Hi, ich bin Xenia!
Meine Kunst lebt von Licht und Struktur: Ich zeichne einzigartige Tierporträts mit weißen Stiften auf schwarzer Pappe. Jedes Werk entsteht mit viel Liebe zum Detail und meiner persönlichen Handschrift. Besonders die Augen stehen im Mittelpunkt – denn sie verleihen dem Tier erst Ausdruck und Leben.
In meiner Galerie kannst Du Dir einen ersten Eindruck meiner Arbeiten verschaffen.

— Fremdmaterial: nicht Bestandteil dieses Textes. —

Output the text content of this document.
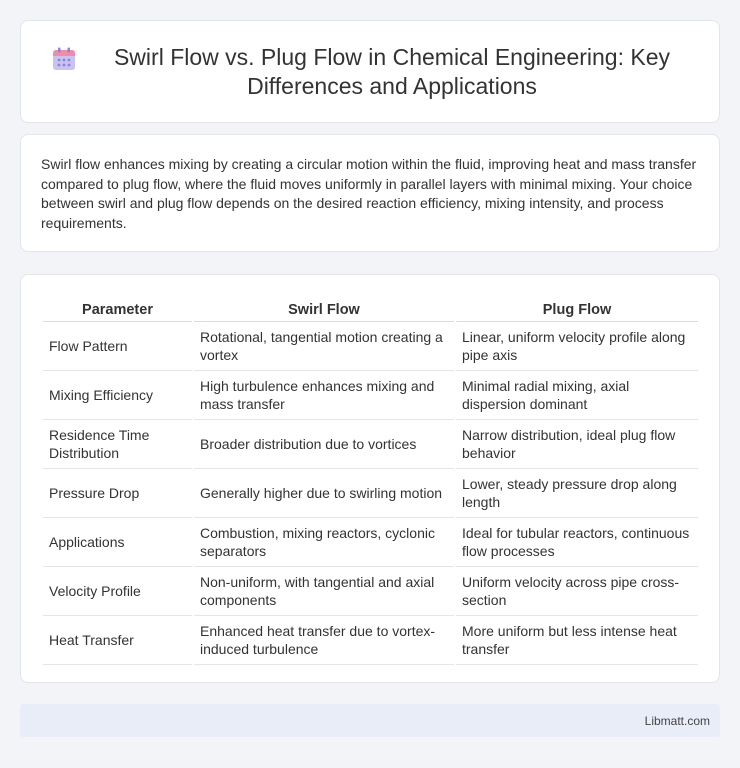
Swirl Flow vs. Plug Flow in Chemical Engineering: Key Differences and Applications

Swirl flow enhances mixing by creating a circular motion within the fluid, improving heat and mass transfer compared to plug flow, where the fluid moves uniformly in parallel layers with minimal mixing. Your choice between swirl and plug flow depends on the desired reaction efficiency, mixing intensity, and process requirements.

Parameter	Swirl Flow	Plug Flow
Flow Pattern	Rotational, tangential motion creating a vortex	Linear, uniform velocity profile along pipe axis
Mixing Efficiency	High turbulence enhances mixing and mass transfer	Minimal radial mixing, axial dispersion dominant
Residence Time Distribution	Broader distribution due to vortices	Narrow distribution, ideal plug flow behavior
Pressure Drop	Generally higher due to swirling motion	Lower, steady pressure drop along length
Applications	Combustion, mixing reactors, cyclonic separators	Ideal for tubular reactors, continuous flow processes
Velocity Profile	Non-uniform, with tangential and axial components	Uniform velocity across pipe cross-section
Heat Transfer	Enhanced heat transfer due to vortex-induced turbulence	More uniform but less intense heat transfer
Libmatt.com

Schau doch mal vorbei!
„Tiere zu zeichnen heißt, ihre stille Seele sichtbar zu machen.“
Xenia Grabar
Persönliches
Ich bin 27 Jahre alt, lebe in der schönsten Stadt am Rhein – in Köln – und studiere dort Architektur. Wenn ich gerade nicht mit Bauplänen jongliere, findet man mich mit einem weißen Stift in der Hand über schwarzem Papier gebeugt.

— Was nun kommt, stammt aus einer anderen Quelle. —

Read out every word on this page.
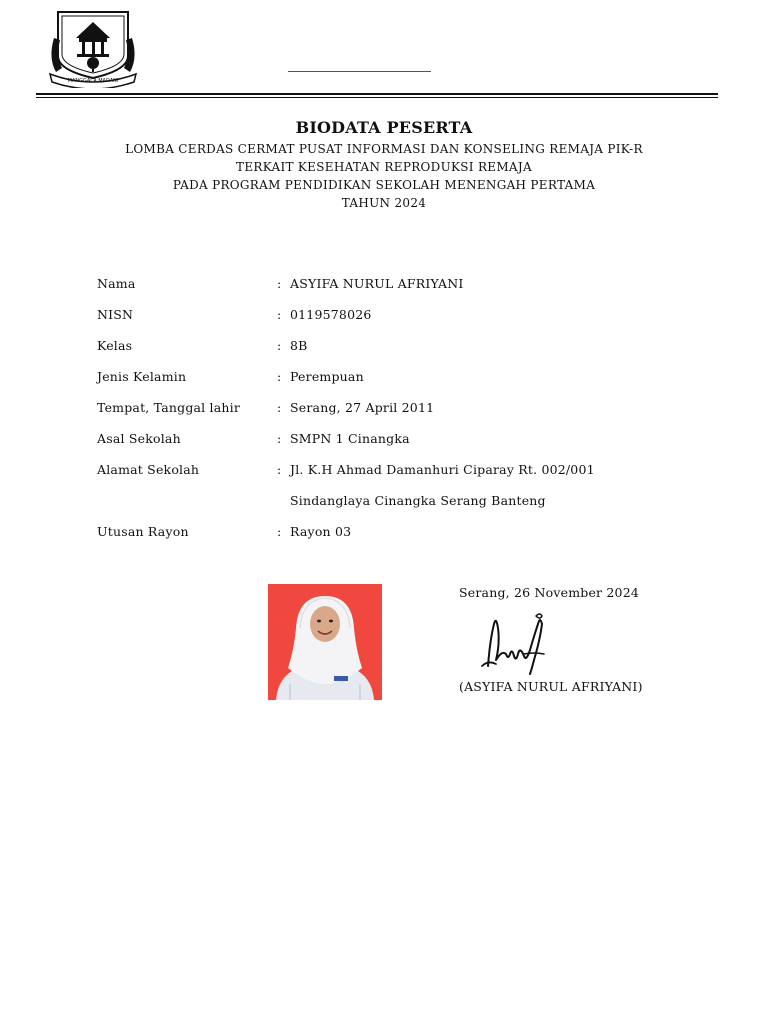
MANGGALA MADANI
BIODATA PESERTA
LOMBA CERDAS CERMAT PUSAT INFORMASI DAN KONSELING REMAJA PIK-R
TERKAIT KESEHATAN REPRODUKSI REMAJA
PADA PROGRAM PENDIDIKAN SEKOLAH MENENGAH PERTAMA
TAHUN 2024
Nama	: ASYIFA NURUL AFRIYANI
NISN	: 0119578026
Kelas	: 8B
Jenis Kelamin	: Perempuan
Tempat, Tanggal lahir	: Serang, 27 April 2011
Asal Sekolah	: SMPN 1 Cinangka
Alamat Sekolah	: Jl. K.H Ahmad Damanhuri Ciparay Rt. 002/001
Sindanglaya Cinangka Serang Banteng
Utusan Rayon	: Rayon 03
Serang, 26 November 2024
(ASYIFA NURUL AFRIYANI)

Was als entspannender Ausgleich begann, ist inzwischen eine kleine Herzenssache geworden – mit viel Liebe zum Detail und einer großen Portion Tierliebe.
Künstlerische Anfänge
Schon früh wurde mein Interesse an Kunst gefördert – durch meine Eltern und besonders durch meine engagierte Kunstlehrerin. Ich habe den Kunst-Leistungskurs gewählt und diesen 2016 mit der Note 1,0 abgeschlossen.
Erstes Studium
Nach dem Abitur habe ich ein Studium der Restaurierung begonnen – mit Schwerpunkt auf Gemälde, Skulpturen und moderne Kunst. In dieser Zeit konnte ich viel über künstlerische Techniken und Materialien lernen. Nach drei intensiven Jahren habe ich mich jedoch entschieden, meinen Weg neu auszurichten und mich stärker in Richtung Architektur zu orientieren.
Architekturstudium
Ich habe meinen Bachelor in Architektur im dualen Modell abgeschlossen und dabei wertvolle praktische Erfahrungen in einem kleinen Architekturbüro gesammelt.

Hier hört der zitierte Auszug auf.